2009年07月26日

■金箔の「箔あかし」をしました。

こんにちは、弟子の芝吹です。
ここ数日雨くもりの日が続いています。工房の近くの小道に轢かれた蛙が続出おり、不思議に思っていたら、雨の日に私が帰っている時にその小道を小躍り風にジャンプしながら、蛙が横切っていきました。、、、蛙も雨で浮かれて横切っている間に車に轢かれてしまっている?がく〜(落胆した顔)、、、不憫ですもうやだ〜(悲しい顔)


さて、工房の作業は、宮崎さんに”箔あかし”を教わりました。箔貼りは、主に宮崎さんがされています。箔あかしとは、箔を器物に貼る前に、貼りやすくするために箔と箔の間の薄紙をくっつける作業です。

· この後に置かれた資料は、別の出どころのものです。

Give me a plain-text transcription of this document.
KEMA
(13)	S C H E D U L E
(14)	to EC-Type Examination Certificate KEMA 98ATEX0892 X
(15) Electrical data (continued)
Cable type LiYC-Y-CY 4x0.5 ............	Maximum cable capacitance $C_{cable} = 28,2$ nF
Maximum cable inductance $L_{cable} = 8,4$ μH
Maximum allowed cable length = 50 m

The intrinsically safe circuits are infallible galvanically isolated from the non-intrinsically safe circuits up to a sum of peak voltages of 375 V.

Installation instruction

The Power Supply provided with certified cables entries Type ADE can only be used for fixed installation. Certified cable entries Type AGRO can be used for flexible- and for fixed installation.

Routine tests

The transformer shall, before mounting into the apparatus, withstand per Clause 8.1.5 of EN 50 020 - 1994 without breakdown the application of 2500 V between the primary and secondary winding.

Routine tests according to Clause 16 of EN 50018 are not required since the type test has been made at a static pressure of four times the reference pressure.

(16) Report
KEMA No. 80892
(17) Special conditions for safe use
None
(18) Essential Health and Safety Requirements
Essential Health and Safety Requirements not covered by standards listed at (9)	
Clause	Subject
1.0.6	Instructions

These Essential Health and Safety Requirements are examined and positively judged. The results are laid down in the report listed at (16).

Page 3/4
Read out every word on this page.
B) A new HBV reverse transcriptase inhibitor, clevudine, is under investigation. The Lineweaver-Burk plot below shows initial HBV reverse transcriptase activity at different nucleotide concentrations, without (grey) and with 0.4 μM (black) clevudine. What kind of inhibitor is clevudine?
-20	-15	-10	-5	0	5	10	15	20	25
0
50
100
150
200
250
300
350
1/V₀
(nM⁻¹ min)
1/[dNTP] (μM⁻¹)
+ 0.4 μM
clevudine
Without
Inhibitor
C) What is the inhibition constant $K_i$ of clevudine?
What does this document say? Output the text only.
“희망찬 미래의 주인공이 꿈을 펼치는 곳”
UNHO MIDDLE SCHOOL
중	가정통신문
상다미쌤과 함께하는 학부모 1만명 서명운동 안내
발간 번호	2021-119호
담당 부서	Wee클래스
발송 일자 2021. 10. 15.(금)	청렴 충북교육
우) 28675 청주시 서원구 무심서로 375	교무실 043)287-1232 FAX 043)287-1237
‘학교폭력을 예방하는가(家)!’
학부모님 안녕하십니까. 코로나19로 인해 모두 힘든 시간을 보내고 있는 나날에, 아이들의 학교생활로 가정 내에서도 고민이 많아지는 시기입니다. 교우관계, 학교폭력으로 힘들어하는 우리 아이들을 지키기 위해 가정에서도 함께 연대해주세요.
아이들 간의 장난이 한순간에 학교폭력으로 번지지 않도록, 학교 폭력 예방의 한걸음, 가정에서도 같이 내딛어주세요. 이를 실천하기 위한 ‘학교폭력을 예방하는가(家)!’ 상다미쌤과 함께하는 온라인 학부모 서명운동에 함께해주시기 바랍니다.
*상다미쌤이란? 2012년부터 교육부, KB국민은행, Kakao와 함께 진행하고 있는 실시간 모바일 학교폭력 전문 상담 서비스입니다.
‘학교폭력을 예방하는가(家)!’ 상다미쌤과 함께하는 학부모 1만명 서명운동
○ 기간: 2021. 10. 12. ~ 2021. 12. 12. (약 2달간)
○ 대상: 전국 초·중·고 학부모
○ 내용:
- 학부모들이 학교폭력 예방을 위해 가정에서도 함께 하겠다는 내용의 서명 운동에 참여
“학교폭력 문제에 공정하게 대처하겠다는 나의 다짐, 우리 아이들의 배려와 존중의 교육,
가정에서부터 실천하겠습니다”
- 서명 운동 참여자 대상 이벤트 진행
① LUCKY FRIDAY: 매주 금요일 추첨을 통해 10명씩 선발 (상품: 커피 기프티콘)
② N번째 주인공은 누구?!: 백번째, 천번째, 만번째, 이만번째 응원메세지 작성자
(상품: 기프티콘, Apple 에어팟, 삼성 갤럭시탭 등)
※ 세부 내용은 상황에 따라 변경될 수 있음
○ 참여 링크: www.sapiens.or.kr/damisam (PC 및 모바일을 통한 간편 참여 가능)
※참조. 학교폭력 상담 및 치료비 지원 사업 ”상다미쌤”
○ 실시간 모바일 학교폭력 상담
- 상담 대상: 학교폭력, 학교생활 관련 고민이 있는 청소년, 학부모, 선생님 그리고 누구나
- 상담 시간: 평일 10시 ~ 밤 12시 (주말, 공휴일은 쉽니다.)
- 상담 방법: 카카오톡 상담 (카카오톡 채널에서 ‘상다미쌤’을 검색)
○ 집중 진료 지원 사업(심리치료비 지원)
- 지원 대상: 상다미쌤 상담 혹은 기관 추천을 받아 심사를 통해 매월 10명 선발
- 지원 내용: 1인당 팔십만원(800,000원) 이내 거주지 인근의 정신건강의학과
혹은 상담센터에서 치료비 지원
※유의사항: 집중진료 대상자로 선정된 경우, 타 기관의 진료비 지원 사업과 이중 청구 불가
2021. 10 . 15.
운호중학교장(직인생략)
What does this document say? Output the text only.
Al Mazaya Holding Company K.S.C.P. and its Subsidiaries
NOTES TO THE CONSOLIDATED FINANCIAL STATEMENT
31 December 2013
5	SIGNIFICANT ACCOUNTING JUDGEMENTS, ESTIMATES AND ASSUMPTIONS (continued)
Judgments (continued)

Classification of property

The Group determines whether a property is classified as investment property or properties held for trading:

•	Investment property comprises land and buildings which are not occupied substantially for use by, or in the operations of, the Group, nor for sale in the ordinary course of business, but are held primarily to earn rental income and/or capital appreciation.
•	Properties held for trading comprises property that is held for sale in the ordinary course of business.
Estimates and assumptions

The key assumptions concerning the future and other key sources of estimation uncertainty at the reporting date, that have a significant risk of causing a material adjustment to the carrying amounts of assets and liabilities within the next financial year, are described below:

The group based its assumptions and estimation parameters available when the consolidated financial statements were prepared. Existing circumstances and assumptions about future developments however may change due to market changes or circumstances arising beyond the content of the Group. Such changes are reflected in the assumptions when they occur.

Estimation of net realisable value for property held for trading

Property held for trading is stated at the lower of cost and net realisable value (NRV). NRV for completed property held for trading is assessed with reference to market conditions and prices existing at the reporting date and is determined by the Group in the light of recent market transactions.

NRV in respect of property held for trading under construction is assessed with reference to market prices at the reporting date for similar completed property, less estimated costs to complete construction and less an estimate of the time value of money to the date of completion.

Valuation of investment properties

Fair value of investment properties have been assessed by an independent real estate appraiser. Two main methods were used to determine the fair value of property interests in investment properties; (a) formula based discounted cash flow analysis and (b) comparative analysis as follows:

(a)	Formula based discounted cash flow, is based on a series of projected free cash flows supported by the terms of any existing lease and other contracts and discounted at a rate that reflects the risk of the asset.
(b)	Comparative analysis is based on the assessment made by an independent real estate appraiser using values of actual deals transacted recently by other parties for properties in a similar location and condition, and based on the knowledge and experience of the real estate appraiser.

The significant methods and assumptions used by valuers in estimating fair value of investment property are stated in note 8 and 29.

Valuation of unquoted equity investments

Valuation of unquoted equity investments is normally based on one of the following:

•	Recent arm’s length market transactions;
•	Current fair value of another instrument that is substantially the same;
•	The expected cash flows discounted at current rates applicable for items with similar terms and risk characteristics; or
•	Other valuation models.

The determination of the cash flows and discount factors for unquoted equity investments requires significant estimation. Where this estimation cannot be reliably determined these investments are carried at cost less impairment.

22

バッド(下向き矢印)箔は1枚1枚間に薄紙が挟まっています。

P1060148.jpg


バッド(下向き矢印)この薄紙に薄く油をつけました。

P1060163.jpg


この油の付いている面を箔にのせます。
バッド(下向き矢印)宮崎さんのお手本です。

P1060153.jpg


乗せたあと上から優しく押さえると貼り付きました。この薄紙を乗せる作業がすごく難しいのですあせあせ(飛び散る汗) 見てるときにはさらっとのせられていくので簡単そうに見えたのですが、極薄い箔はすぐしわができたりめくれたりしてしまい、なかなかきれいに乗りませんでした。しかも、箔がくちゃっとなるたびにイラッとしてしまうので、この作業は私には集中しすぎず気長にやる気持ちで取り組むのが向いていると思いました。
作業によって取り組む心持ちを整えると少しは増しになるかなあ、、次回試してみようと思います。

今回もありがとうございました。

* * * * * * * *

宮崎です。
刃物や砥石の扱いがすっかり堂にいった感のある弟子ですが、この「箔あかし」はけっこう疲れたようですね。;;
近々、金箔は木彫の帯留の木地に貼ることになると思います。

6/27金属箔
箔あかしした金箔。

漆工芸で使う金箔は、純度が高くほぼ24金に近いといってよいほど(95%前後)のもの。(装飾用の18金はは75%)
たいへん薄く柔らかで、その薄さは光を通すほどですが、輝きはすばらしいです。
ちょっとした吐息でも浮いてしまう、その極薄の膜を意のままに扱うために「箔あかし」という、金箔を少量の油で和紙にくっつけるという作業が必要です。(その和紙に貼り付いた状態で金箔をうごかしたり切ったりします)
蒔絵の仕事でも分かるように「金と漆」はたいへん相性がよいのですね…。とても美しい表現が期待できますよ。ムード


さて、今日は本当なら漆掻きの6辺目にいくはずだったのですが、あいにくの雨で延期です。ショボーン。
また、浄法寺に漆かき研修生として行っている臼杵さんから、写真も届いています。こちらの方も近いうちにアップしようと思います。^^


posted by 宮崎佐和子 at 23:30| Comment(4) | TrackBack(0) |   弟子の日記
この記事へのコメント
箔あかしなんて言葉すら知りませんでした。

あの薄い紙は、金箔を作るときにすでに付いているものだとばかり思っていましたが、そういった地道な作業があるんですね。

Posted by タッキー at 2009年07月27日 12:44
タッキーさん、こんばんは!
コメントを下さいまして、ありがとうございます。^^

>あの薄い紙は、金箔を作るときにすでに付いているものだとばかり思っていましたが、そういった地道な作業があるんですね。

私もくわしいことには不案内なんですが、箔うちなど箔の全般の仕事には欠かせないものです。厚さ数ミクロンといわれるデリケートの極みの箔を扱うのに、役立ちます。